What Claude Code is and why it is different
Claude Code is a coding agent that lives in your terminal. Instead of copying snippets out of a chat window, you point it at a real repository and it reads files, writes edits, runs your tests, and loops until the task is done. That single difference — direct access to your filesystem and shell — is what makes it an agent rather than an assistant. It can reproduce a bug, write a failing test, fix the code, and confirm the test passes, all without you shuttling text back and forth. The cost of that power is responsibility: it can also delete files or run destructive commands, which is why the permissions model and version control matter from the first session.
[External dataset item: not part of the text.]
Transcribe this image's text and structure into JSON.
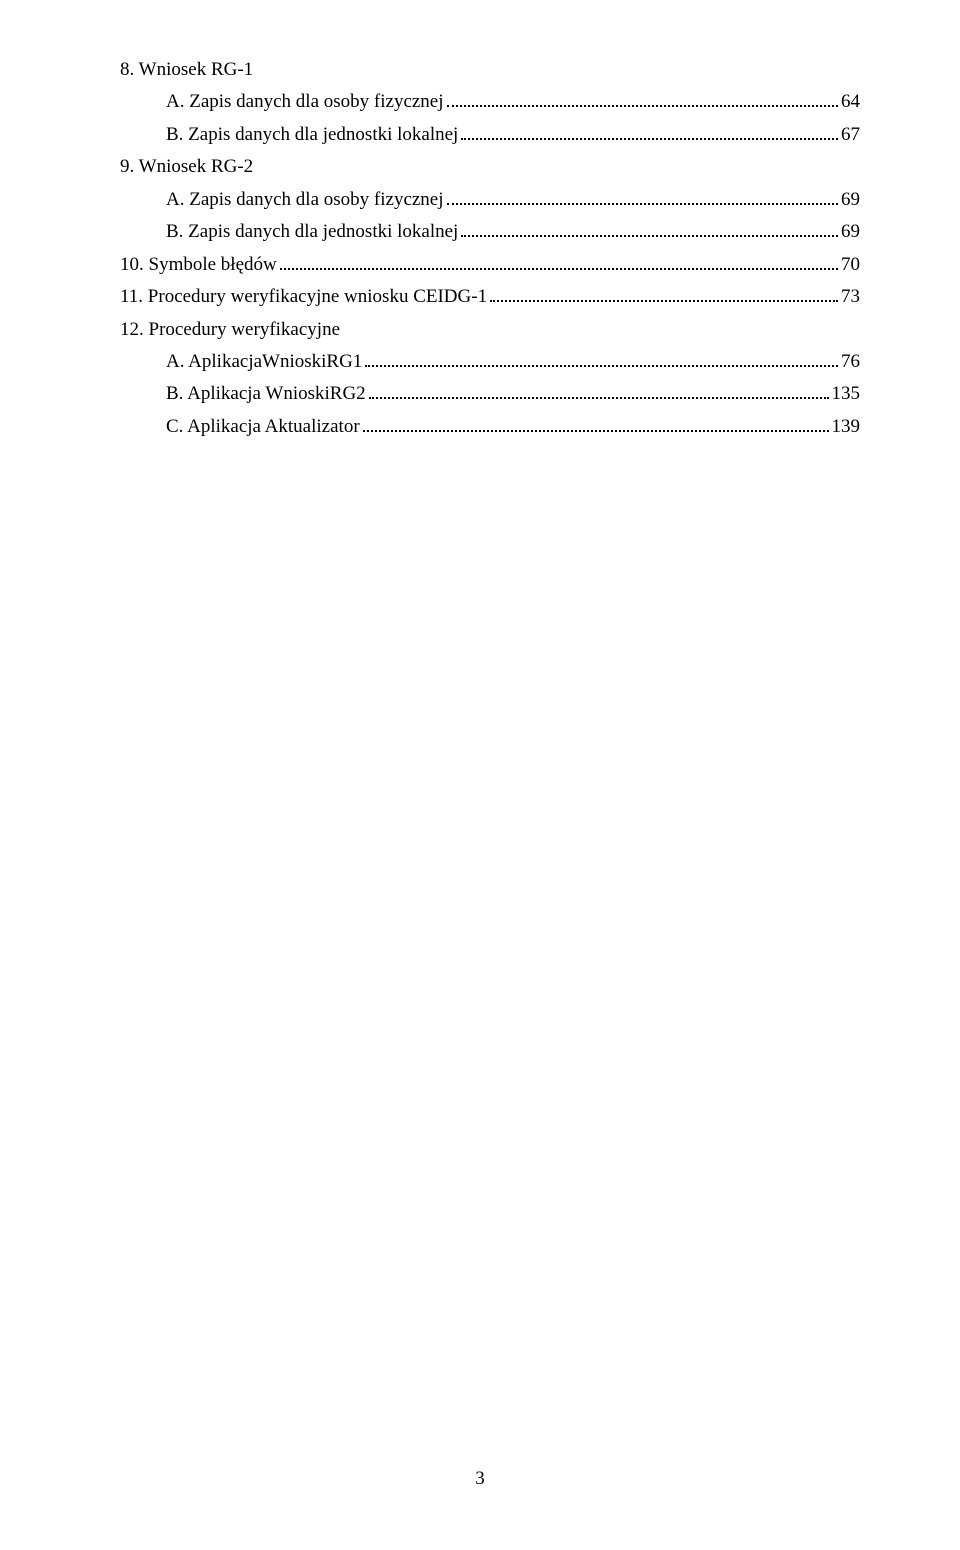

Core concepts: context, CLAUDE.md, and slash commands
The agent only knows what is in its context window, so managing context is the core skill. CLAUDE.md is the foundation — a file at your repo root that loads automatically every session and carries your architecture, coding standards, test commands, and hard rules. Encode anything you would otherwise repeat. Keep it tight; a bloated CLAUDE.md wastes the budget the agent needs for actual work.
Slash commands are reusable prompts. Built-in ones like /clear reset context between unrelated tasks, and you can define your own for repeated workflows such as code review or releasing. Use /clear aggressively: a fresh context for each distinct task keeps the agent focused and cheaper than dragging a long, irrelevant history through every turn.
The permissions model
Every action that touches your system — running a command, editing a file — passes through permissions. By default the agent asks first. You can approve once, allow a tool for the rest of the session, or pre-approve safe patterns in your settings so routine reads and edits do not interrupt you. The rule that prevents disasters is simple: never blanket-approve destructive shell commands like rm -rf, git reset --hard, or git clean. Keep those gated behind an explicit prompt every time, even when everything else flows freely.
Best practices for safe, fast use
Work on a branch and commit before any large change, so a bad edit is one git checkout away from undone. Review diffs before accepting them — treat the agent as a fast junior developer whose output you always read. Give it strong, verifiable success criteria (“make this test pass”) rather than vague goals (“fix it”), because clear targets let it loop to completion without interrupting you. For independent work, run parallel sub-agents but isolate their file scopes to avoid collisions, and use git worktrees when you need genuine concurrency. Finally, prefer many small, well-scoped tasks over one giant prompt: smaller tasks fit in context, verify cleanly, and are easy to review.